Africa holds the future workforce for the ageing economies of the west, according to one of the continent's leading financial figures, who also said it was time to ditch the myths around corruption and risk.
In an exclusive interview before this weekend's World Bank meetings in Morocco, Akinwumi Adesina said there was a resurgence of belief in Africa's economic prospects and attacked negative stereotyping, adding that there was "every reason to be optimistic".
Now midway through his second five-year term as president of the African Development Bank (AfDB), the Nigerian former agriculture minister said the continent's demographic advantage, expanding middle class, and vast investment opportunities meant a shift was underway.
The global financial crisis that brought the world down in 2008 - that was not in Africa. We have no Wall Street.
"And not before time - we're tired of being at the bottom of the value chain," Adesina said. "The fastest way to poverty is through exporting raw materials, but the highway to wealth is through global value chains by adding value to everything you have, from oil to gas to minerals to metals and food. We must add value.
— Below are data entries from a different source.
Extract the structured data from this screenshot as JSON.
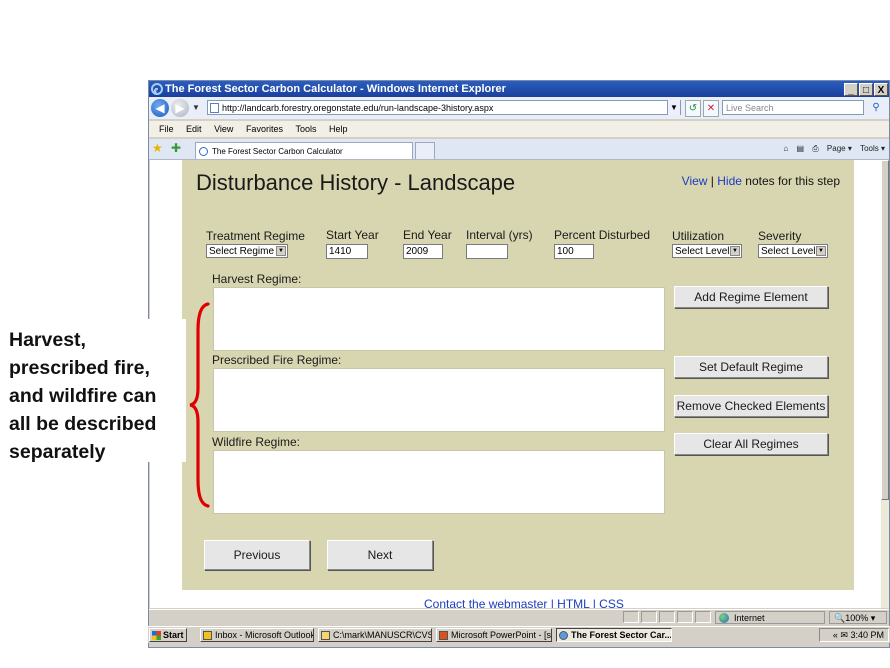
{
  "browser": {
    "title": "The Forest Sector Carbon Calculator - Windows Internet Explorer",
    "window_buttons": [
      "_",
      "□",
      "X"
    ],
    "url": "http://landcarb.forestry.oregonstate.edu/run-landscape-3history.aspx",
    "search_placeholder": "Live Search",
    "menu": [
      "File",
      "Edit",
      "View",
      "Favorites",
      "Tools",
      "Help"
    ],
    "tab_title": "The Forest Sector Carbon Calculator",
    "commands": [
      "Page ▾",
      "Tools ▾"
    ],
    "status_zone": "Internet",
    "zoom": "100%"
  },
  "page": {
    "title": "Disturbance History - Landscape",
    "notes_view": "View",
    "notes_sep": " | ",
    "notes_hide": "Hide",
    "notes_suffix": " notes for this step",
    "fields": {
      "treatment_label": "Treatment Regime",
      "treatment_value": "Select Regime",
      "start_label": "Start Year",
      "start_value": "1410",
      "end_label": "End Year",
      "end_value": "2009",
      "interval_label": "Interval (yrs)",
      "interval_value": "",
      "percent_label": "Percent Disturbed",
      "percent_value": "100",
      "utilization_label": "Utilization",
      "utilization_value": "Select Level",
      "severity_label": "Severity",
      "severity_value": "Select Level"
    },
    "regimes": {
      "harvest": "Harvest Regime:",
      "prescribed": "Prescribed Fire Regime:",
      "wildfire": "Wildfire Regime:"
    },
    "buttons": {
      "add": "Add Regime Element",
      "default": "Set Default Regime",
      "remove": "Remove Checked Elements",
      "clear": "Clear All Regimes",
      "previous": "Previous",
      "next": "Next"
    },
    "footer": "Contact the webmaster | HTML | CSS"
  },
  "taskbar": {
    "start": "Start",
    "tasks": [
      "Inbox - Microsoft Outlook",
      "C:\\mark\\MANUSCR\\CVS",
      "Microsoft PowerPoint - [s...",
      "The Forest Sector Car..."
    ],
    "tray_chevron": "«",
    "clock": "3:40 PM"
  },
  "callout": {
    "text": "Harvest,\nprescribed fire,\nand wildfire can\nall be described\nseparately",
    "brace_color": "#e00000"
  }
}
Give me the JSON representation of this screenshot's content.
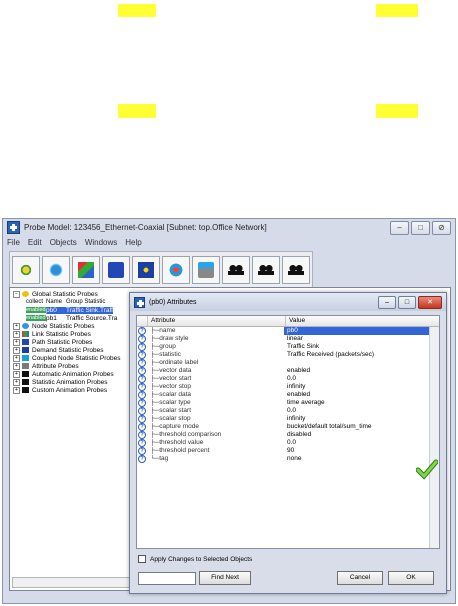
{
  "main_window": {
    "title": "Probe Model: 123456_Ethernet-Coaxial  [Subnet: top.Office Network]",
    "menu": [
      "File",
      "Edit",
      "Objects",
      "Windows",
      "Help"
    ],
    "toolbar_icons": [
      "global-statistic-probe-icon",
      "node-statistic-probe-icon",
      "link-statistic-probe-icon",
      "path-statistic-probe-icon",
      "demand-statistic-probe-icon",
      "coupled-probe-icon",
      "attribute-probe-icon",
      "animation-probe-icon",
      "statistic-animation-icon",
      "custom-animation-icon"
    ]
  },
  "tree": {
    "root": "Global Statistic Probes",
    "header": {
      "collect": "collect",
      "name": "Name",
      "group": "Group Statistic"
    },
    "probes": [
      {
        "collect": "enabled",
        "name": "pb0",
        "group": "Traffic Sink.Traff"
      },
      {
        "collect": "enabled",
        "name": "pb1",
        "group": "Traffic Source.Tra"
      }
    ],
    "categories": [
      "Node Statistic Probes",
      "Link Statistic Probes",
      "Path Statistic Probes",
      "Demand Statistic Probes",
      "Coupled Node Statistic Probes",
      "Attribute Probes",
      "Automatic Animation Probes",
      "Statistic Animation Probes",
      "Custom Animation Probes"
    ]
  },
  "dialog": {
    "title": "(pb0) Attributes",
    "col_attribute": "Attribute",
    "col_value": "Value",
    "rows": [
      {
        "attr": "name",
        "value": "pb0"
      },
      {
        "attr": "draw style",
        "value": "linear"
      },
      {
        "attr": "group",
        "value": "Traffic Sink"
      },
      {
        "attr": "statistic",
        "value": "Traffic Received (packets/sec)"
      },
      {
        "attr": "ordinate label",
        "value": ""
      },
      {
        "attr": "vector data",
        "value": "enabled"
      },
      {
        "attr": "vector start",
        "value": "0.0"
      },
      {
        "attr": "vector stop",
        "value": "infinity"
      },
      {
        "attr": "scalar data",
        "value": "enabled"
      },
      {
        "attr": "scalar type",
        "value": "time average"
      },
      {
        "attr": "scalar start",
        "value": "0.0"
      },
      {
        "attr": "scalar stop",
        "value": "infinity"
      },
      {
        "attr": "capture mode",
        "value": "bucket/default total/sum_time"
      },
      {
        "attr": "threshold comparison",
        "value": "disabled"
      },
      {
        "attr": "threshold value",
        "value": "0.0"
      },
      {
        "attr": "threshold percent",
        "value": "90"
      },
      {
        "attr": "tag",
        "value": "none"
      }
    ],
    "apply_label": "Apply Changes to Selected Objects",
    "find_next": "Find Next",
    "cancel": "Cancel",
    "ok": "OK",
    "accent": "#3165d8"
  }
}
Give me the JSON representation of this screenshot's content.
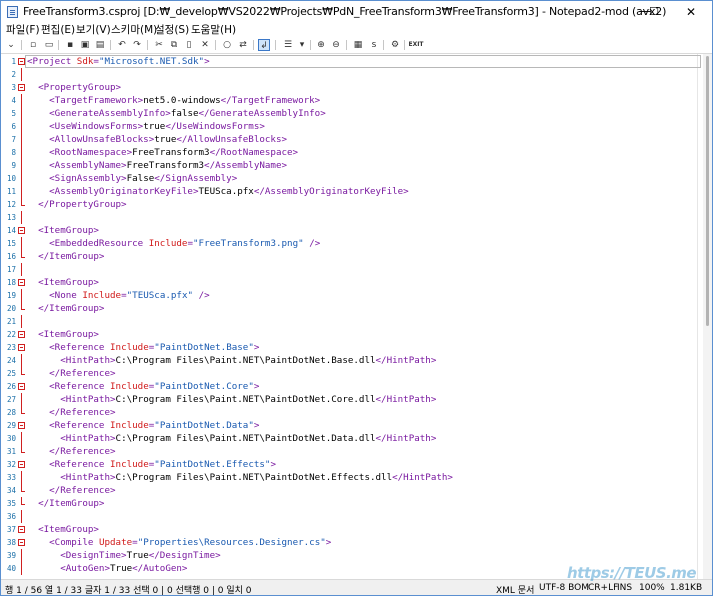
{
  "window": {
    "title": "FreeTransform3.csproj [D:₩_develop₩VS2022₩Projects₩PdN_FreeTransform3₩FreeTransform3] - Notepad2-mod (avx2)",
    "min_icon": "—",
    "max_icon": "☐",
    "close_icon": "✕"
  },
  "menu": [
    "파일(F)",
    "편집(E)",
    "보기(V)",
    "스키마(M)",
    "설정(S)",
    "도움말(H)"
  ],
  "toolbar": {
    "exit_label": "EXIT"
  },
  "editor": {
    "lines": [
      {
        "n": "1",
        "fold": "open",
        "parts": [
          [
            "k",
            "<Project "
          ],
          [
            "a",
            "Sdk"
          ],
          [
            "k",
            "="
          ],
          [
            "s",
            "\"Microsoft.NET.Sdk\""
          ],
          [
            "k",
            ">"
          ]
        ]
      },
      {
        "n": "2",
        "parts": []
      },
      {
        "n": "3",
        "fold": "open",
        "parts": [
          [
            "t",
            "  "
          ],
          [
            "k",
            "<PropertyGroup>"
          ]
        ]
      },
      {
        "n": "4",
        "parts": [
          [
            "t",
            "    "
          ],
          [
            "k",
            "<TargetFramework>"
          ],
          [
            "t",
            "net5.0-windows"
          ],
          [
            "k",
            "</TargetFramework>"
          ]
        ]
      },
      {
        "n": "5",
        "parts": [
          [
            "t",
            "    "
          ],
          [
            "k",
            "<GenerateAssemblyInfo>"
          ],
          [
            "t",
            "false"
          ],
          [
            "k",
            "</GenerateAssemblyInfo>"
          ]
        ]
      },
      {
        "n": "6",
        "parts": [
          [
            "t",
            "    "
          ],
          [
            "k",
            "<UseWindowsForms>"
          ],
          [
            "t",
            "true"
          ],
          [
            "k",
            "</UseWindowsForms>"
          ]
        ]
      },
      {
        "n": "7",
        "parts": [
          [
            "t",
            "    "
          ],
          [
            "k",
            "<AllowUnsafeBlocks>"
          ],
          [
            "t",
            "true"
          ],
          [
            "k",
            "</AllowUnsafeBlocks>"
          ]
        ]
      },
      {
        "n": "8",
        "parts": [
          [
            "t",
            "    "
          ],
          [
            "k",
            "<RootNamespace>"
          ],
          [
            "t",
            "FreeTransform3"
          ],
          [
            "k",
            "</RootNamespace>"
          ]
        ]
      },
      {
        "n": "9",
        "parts": [
          [
            "t",
            "    "
          ],
          [
            "k",
            "<AssemblyName>"
          ],
          [
            "t",
            "FreeTransform3"
          ],
          [
            "k",
            "</AssemblyName>"
          ]
        ]
      },
      {
        "n": "10",
        "parts": [
          [
            "t",
            "    "
          ],
          [
            "k",
            "<SignAssembly>"
          ],
          [
            "t",
            "False"
          ],
          [
            "k",
            "</SignAssembly>"
          ]
        ]
      },
      {
        "n": "11",
        "parts": [
          [
            "t",
            "    "
          ],
          [
            "k",
            "<AssemblyOriginatorKeyFile>"
          ],
          [
            "t",
            "TEUSca.pfx"
          ],
          [
            "k",
            "</AssemblyOriginatorKeyFile>"
          ]
        ]
      },
      {
        "n": "12",
        "foldend": true,
        "parts": [
          [
            "t",
            "  "
          ],
          [
            "k",
            "</PropertyGroup>"
          ]
        ]
      },
      {
        "n": "13",
        "parts": []
      },
      {
        "n": "14",
        "fold": "open",
        "parts": [
          [
            "t",
            "  "
          ],
          [
            "k",
            "<ItemGroup>"
          ]
        ]
      },
      {
        "n": "15",
        "parts": [
          [
            "t",
            "    "
          ],
          [
            "k",
            "<EmbeddedResource "
          ],
          [
            "a",
            "Include"
          ],
          [
            "k",
            "="
          ],
          [
            "s",
            "\"FreeTransform3.png\""
          ],
          [
            "t",
            " "
          ],
          [
            "k",
            "/>"
          ]
        ]
      },
      {
        "n": "16",
        "foldend": true,
        "parts": [
          [
            "t",
            "  "
          ],
          [
            "k",
            "</ItemGroup>"
          ]
        ]
      },
      {
        "n": "17",
        "parts": []
      },
      {
        "n": "18",
        "fold": "open",
        "parts": [
          [
            "t",
            "  "
          ],
          [
            "k",
            "<ItemGroup>"
          ]
        ]
      },
      {
        "n": "19",
        "parts": [
          [
            "t",
            "    "
          ],
          [
            "k",
            "<None "
          ],
          [
            "a",
            "Include"
          ],
          [
            "k",
            "="
          ],
          [
            "s",
            "\"TEUSca.pfx\""
          ],
          [
            "t",
            " "
          ],
          [
            "k",
            "/>"
          ]
        ]
      },
      {
        "n": "20",
        "foldend": true,
        "parts": [
          [
            "t",
            "  "
          ],
          [
            "k",
            "</ItemGroup>"
          ]
        ]
      },
      {
        "n": "21",
        "parts": []
      },
      {
        "n": "22",
        "fold": "open",
        "parts": [
          [
            "t",
            "  "
          ],
          [
            "k",
            "<ItemGroup>"
          ]
        ]
      },
      {
        "n": "23",
        "fold": "open",
        "parts": [
          [
            "t",
            "    "
          ],
          [
            "k",
            "<Reference "
          ],
          [
            "a",
            "Include"
          ],
          [
            "k",
            "="
          ],
          [
            "s",
            "\"PaintDotNet.Base\""
          ],
          [
            "k",
            ">"
          ]
        ]
      },
      {
        "n": "24",
        "parts": [
          [
            "t",
            "      "
          ],
          [
            "k",
            "<HintPath>"
          ],
          [
            "t",
            "C:\\Program Files\\Paint.NET\\PaintDotNet.Base.dll"
          ],
          [
            "k",
            "</HintPath>"
          ]
        ]
      },
      {
        "n": "25",
        "foldend": true,
        "parts": [
          [
            "t",
            "    "
          ],
          [
            "k",
            "</Reference>"
          ]
        ]
      },
      {
        "n": "26",
        "fold": "open",
        "parts": [
          [
            "t",
            "    "
          ],
          [
            "k",
            "<Reference "
          ],
          [
            "a",
            "Include"
          ],
          [
            "k",
            "="
          ],
          [
            "s",
            "\"PaintDotNet.Core\""
          ],
          [
            "k",
            ">"
          ]
        ]
      },
      {
        "n": "27",
        "parts": [
          [
            "t",
            "      "
          ],
          [
            "k",
            "<HintPath>"
          ],
          [
            "t",
            "C:\\Program Files\\Paint.NET\\PaintDotNet.Core.dll"
          ],
          [
            "k",
            "</HintPath>"
          ]
        ]
      },
      {
        "n": "28",
        "foldend": true,
        "parts": [
          [
            "t",
            "    "
          ],
          [
            "k",
            "</Reference>"
          ]
        ]
      },
      {
        "n": "29",
        "fold": "open",
        "parts": [
          [
            "t",
            "    "
          ],
          [
            "k",
            "<Reference "
          ],
          [
            "a",
            "Include"
          ],
          [
            "k",
            "="
          ],
          [
            "s",
            "\"PaintDotNet.Data\""
          ],
          [
            "k",
            ">"
          ]
        ]
      },
      {
        "n": "30",
        "parts": [
          [
            "t",
            "      "
          ],
          [
            "k",
            "<HintPath>"
          ],
          [
            "t",
            "C:\\Program Files\\Paint.NET\\PaintDotNet.Data.dll"
          ],
          [
            "k",
            "</HintPath>"
          ]
        ]
      },
      {
        "n": "31",
        "foldend": true,
        "parts": [
          [
            "t",
            "    "
          ],
          [
            "k",
            "</Reference>"
          ]
        ]
      },
      {
        "n": "32",
        "fold": "open",
        "parts": [
          [
            "t",
            "    "
          ],
          [
            "k",
            "<Reference "
          ],
          [
            "a",
            "Include"
          ],
          [
            "k",
            "="
          ],
          [
            "s",
            "\"PaintDotNet.Effects\""
          ],
          [
            "k",
            ">"
          ]
        ]
      },
      {
        "n": "33",
        "parts": [
          [
            "t",
            "      "
          ],
          [
            "k",
            "<HintPath>"
          ],
          [
            "t",
            "C:\\Program Files\\Paint.NET\\PaintDotNet.Effects.dll"
          ],
          [
            "k",
            "</HintPath>"
          ]
        ]
      },
      {
        "n": "34",
        "foldend": true,
        "parts": [
          [
            "t",
            "    "
          ],
          [
            "k",
            "</Reference>"
          ]
        ]
      },
      {
        "n": "35",
        "foldend": true,
        "parts": [
          [
            "t",
            "  "
          ],
          [
            "k",
            "</ItemGroup>"
          ]
        ]
      },
      {
        "n": "36",
        "parts": []
      },
      {
        "n": "37",
        "fold": "open",
        "parts": [
          [
            "t",
            "  "
          ],
          [
            "k",
            "<ItemGroup>"
          ]
        ]
      },
      {
        "n": "38",
        "fold": "open",
        "parts": [
          [
            "t",
            "    "
          ],
          [
            "k",
            "<Compile "
          ],
          [
            "a",
            "Update"
          ],
          [
            "k",
            "="
          ],
          [
            "s",
            "\"Properties\\Resources.Designer.cs\""
          ],
          [
            "k",
            ">"
          ]
        ]
      },
      {
        "n": "39",
        "parts": [
          [
            "t",
            "      "
          ],
          [
            "k",
            "<DesignTime>"
          ],
          [
            "t",
            "True"
          ],
          [
            "k",
            "</DesignTime>"
          ]
        ]
      },
      {
        "n": "40",
        "parts": [
          [
            "t",
            "      "
          ],
          [
            "k",
            "<AutoGen>"
          ],
          [
            "t",
            "True"
          ],
          [
            "k",
            "</AutoGen>"
          ]
        ]
      }
    ]
  },
  "status": {
    "position": "행 1 / 56  열 1 / 33  글자 1 / 33  선택 0 | 0  선택행 0 | 0  일치 0",
    "schema": "XML 문서",
    "encoding": "UTF-8 BOM",
    "eol": "CR+LF",
    "mode": "INS",
    "zoom": "100%",
    "size": "1.81KB"
  },
  "watermark": "https://TEUS.me"
}
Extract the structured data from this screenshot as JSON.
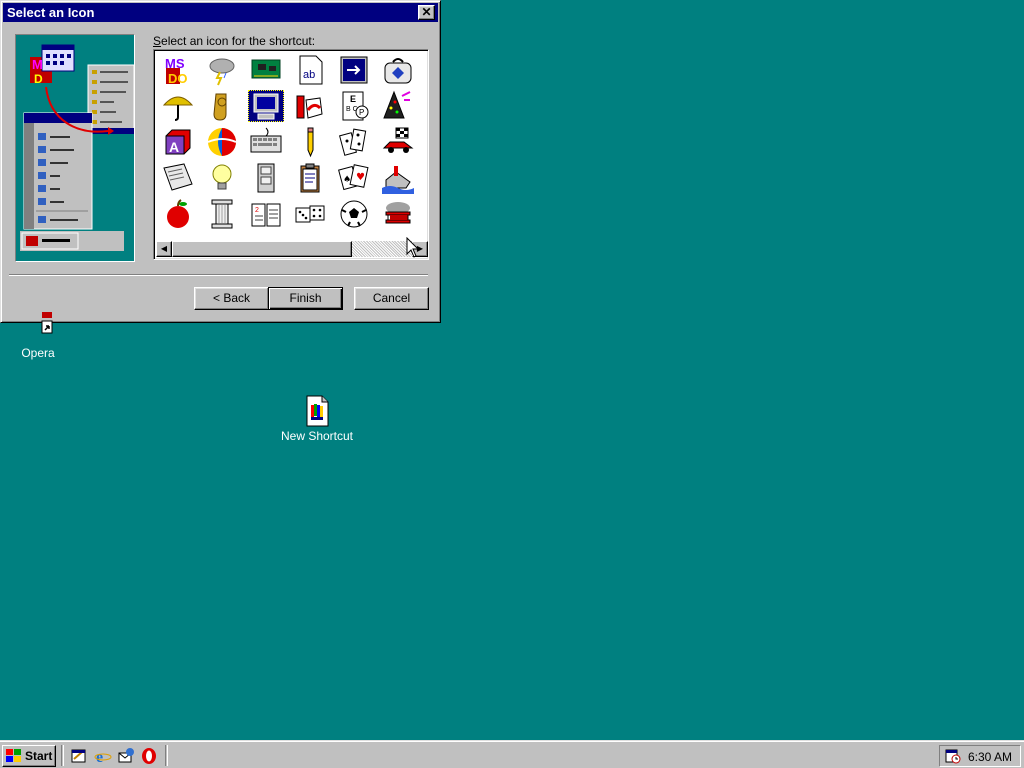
{
  "dialog": {
    "title": "Select an Icon",
    "close_glyph": "✕",
    "prompt_underline": "S",
    "prompt_rest": "elect an icon for the shortcut:",
    "icons": [
      "ms-dos-icon",
      "storm-cloud-icon",
      "circuit-board-icon",
      "notepad-ab-icon",
      "window-arrow-icon",
      "medical-bag-icon",
      "umbrella-icon",
      "tuba-icon",
      "computer-monitor-icon",
      "paint-tubes-icon",
      "eye-chart-icon",
      "party-hat-icon",
      "alphabet-block-icon",
      "beach-ball-icon",
      "keyboard-icon",
      "pencil-icon",
      "dominoes-icon",
      "race-car-icon",
      "newspaper-icon",
      "light-bulb-icon",
      "file-cabinet-icon",
      "clipboard-icon",
      "playing-cards-icon",
      "sinking-ship-icon",
      "apple-icon",
      "column-icon",
      "open-book-icon",
      "dice-icon",
      "soccer-ball-icon",
      "biplane-icon"
    ],
    "selected_icon": "computer-monitor-icon",
    "back_label": "< Back",
    "finish_label": "Finish",
    "cancel_label": "Cancel"
  },
  "desktop": {
    "icons": [
      {
        "label": "Opera",
        "icon": "opera-icon"
      },
      {
        "label": "New Shortcut",
        "icon": "shortcut-file-icon"
      }
    ]
  },
  "taskbar": {
    "start_label": "Start",
    "quick_launch": [
      "show-desktop-icon",
      "internet-explorer-icon",
      "outlook-express-icon",
      "opera-icon"
    ],
    "tray_icon": "scheduler-icon",
    "clock": "6:30 AM"
  },
  "colors": {
    "desktop": "#008080",
    "titlebar": "#000080",
    "face": "#c0c0c0"
  }
}
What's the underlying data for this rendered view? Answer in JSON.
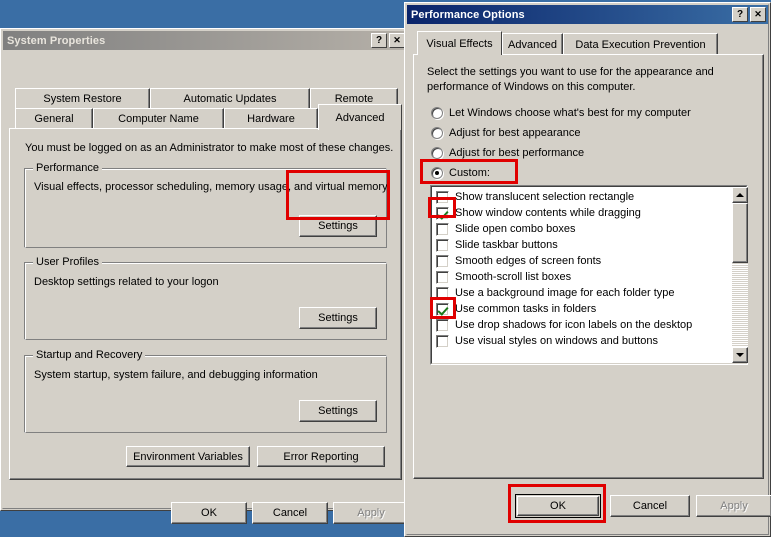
{
  "desktop": {
    "background_color": "#3a6ea5"
  },
  "system_properties": {
    "title": "System Properties",
    "titlebar_buttons": {
      "help": "?",
      "close": "✕"
    },
    "tabs_row1": [
      {
        "label": "System Restore",
        "active": false
      },
      {
        "label": "Automatic Updates",
        "active": false
      },
      {
        "label": "Remote",
        "active": false
      }
    ],
    "tabs_row2": [
      {
        "label": "General",
        "active": false
      },
      {
        "label": "Computer Name",
        "active": false
      },
      {
        "label": "Hardware",
        "active": false
      },
      {
        "label": "Advanced",
        "active": true
      }
    ],
    "notice": "You must be logged on as an Administrator to make most of these changes.",
    "groups": [
      {
        "title": "Performance",
        "description": "Visual effects, processor scheduling, memory usage, and virtual memory",
        "button": "Settings"
      },
      {
        "title": "User Profiles",
        "description": "Desktop settings related to your logon",
        "button": "Settings"
      },
      {
        "title": "Startup and Recovery",
        "description": "System startup, system failure, and debugging information",
        "button": "Settings"
      }
    ],
    "extra_buttons": [
      {
        "label": "Environment Variables"
      },
      {
        "label": "Error Reporting"
      }
    ],
    "footer_buttons": [
      {
        "label": "OK",
        "disabled": false
      },
      {
        "label": "Cancel",
        "disabled": false
      },
      {
        "label": "Apply",
        "disabled": true
      }
    ]
  },
  "performance_options": {
    "title": "Performance Options",
    "titlebar_buttons": {
      "help": "?",
      "close": "✕"
    },
    "tabs": [
      {
        "label": "Visual Effects",
        "active": true
      },
      {
        "label": "Advanced",
        "active": false
      },
      {
        "label": "Data Execution Prevention",
        "active": false
      }
    ],
    "intro_line1": "Select the settings you want to use for the appearance and",
    "intro_line2": "performance of Windows on this computer.",
    "radio_options": [
      {
        "label": "Let Windows choose what's best for my computer",
        "checked": false
      },
      {
        "label": "Adjust for best appearance",
        "checked": false
      },
      {
        "label": "Adjust for best performance",
        "checked": false
      },
      {
        "label": "Custom:",
        "checked": true
      }
    ],
    "effects_list": [
      {
        "label": "Show translucent selection rectangle",
        "checked": false
      },
      {
        "label": "Show window contents while dragging",
        "checked": true
      },
      {
        "label": "Slide open combo boxes",
        "checked": false
      },
      {
        "label": "Slide taskbar buttons",
        "checked": false
      },
      {
        "label": "Smooth edges of screen fonts",
        "checked": false
      },
      {
        "label": "Smooth-scroll list boxes",
        "checked": false
      },
      {
        "label": "Use a background image for each folder type",
        "checked": false
      },
      {
        "label": "Use common tasks in folders",
        "checked": true
      },
      {
        "label": "Use drop shadows for icon labels on the desktop",
        "checked": false
      },
      {
        "label": "Use visual styles on windows and buttons",
        "checked": false
      }
    ],
    "footer_buttons": [
      {
        "label": "OK",
        "disabled": false,
        "default": true
      },
      {
        "label": "Cancel",
        "disabled": false,
        "default": false
      },
      {
        "label": "Apply",
        "disabled": true,
        "default": false
      }
    ]
  },
  "annotations": {
    "color": "#e00000",
    "boxes": [
      {
        "name": "performance-settings-button-highlight"
      },
      {
        "name": "custom-radio-highlight"
      },
      {
        "name": "show-window-contents-checkbox-highlight"
      },
      {
        "name": "use-common-tasks-checkbox-highlight"
      },
      {
        "name": "performance-options-ok-button-highlight"
      }
    ]
  }
}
"The issue is we have to invest right; we have to make sure the governance environment is right; we have to make sure the incentives are right. Africa must take a position that it is no longer going to be at the bottom but at the top."
Established in 1964, the AfDB is Africa's only AAA-rated financial institution, focused on what Adesina said were his "high fives": enabling universal access to electricity, improving quality of life, industrialising, food self-sufficiency, and integrating the continent's 54 countries to create larger and more efficient markets.
"I don't think that you can have development with pride unless you can feed yourself," he said.
Ghana's Pokuase interchange, near Accra. Africa's default rate on infrastructure projects is the lowest in the world, says Adesina.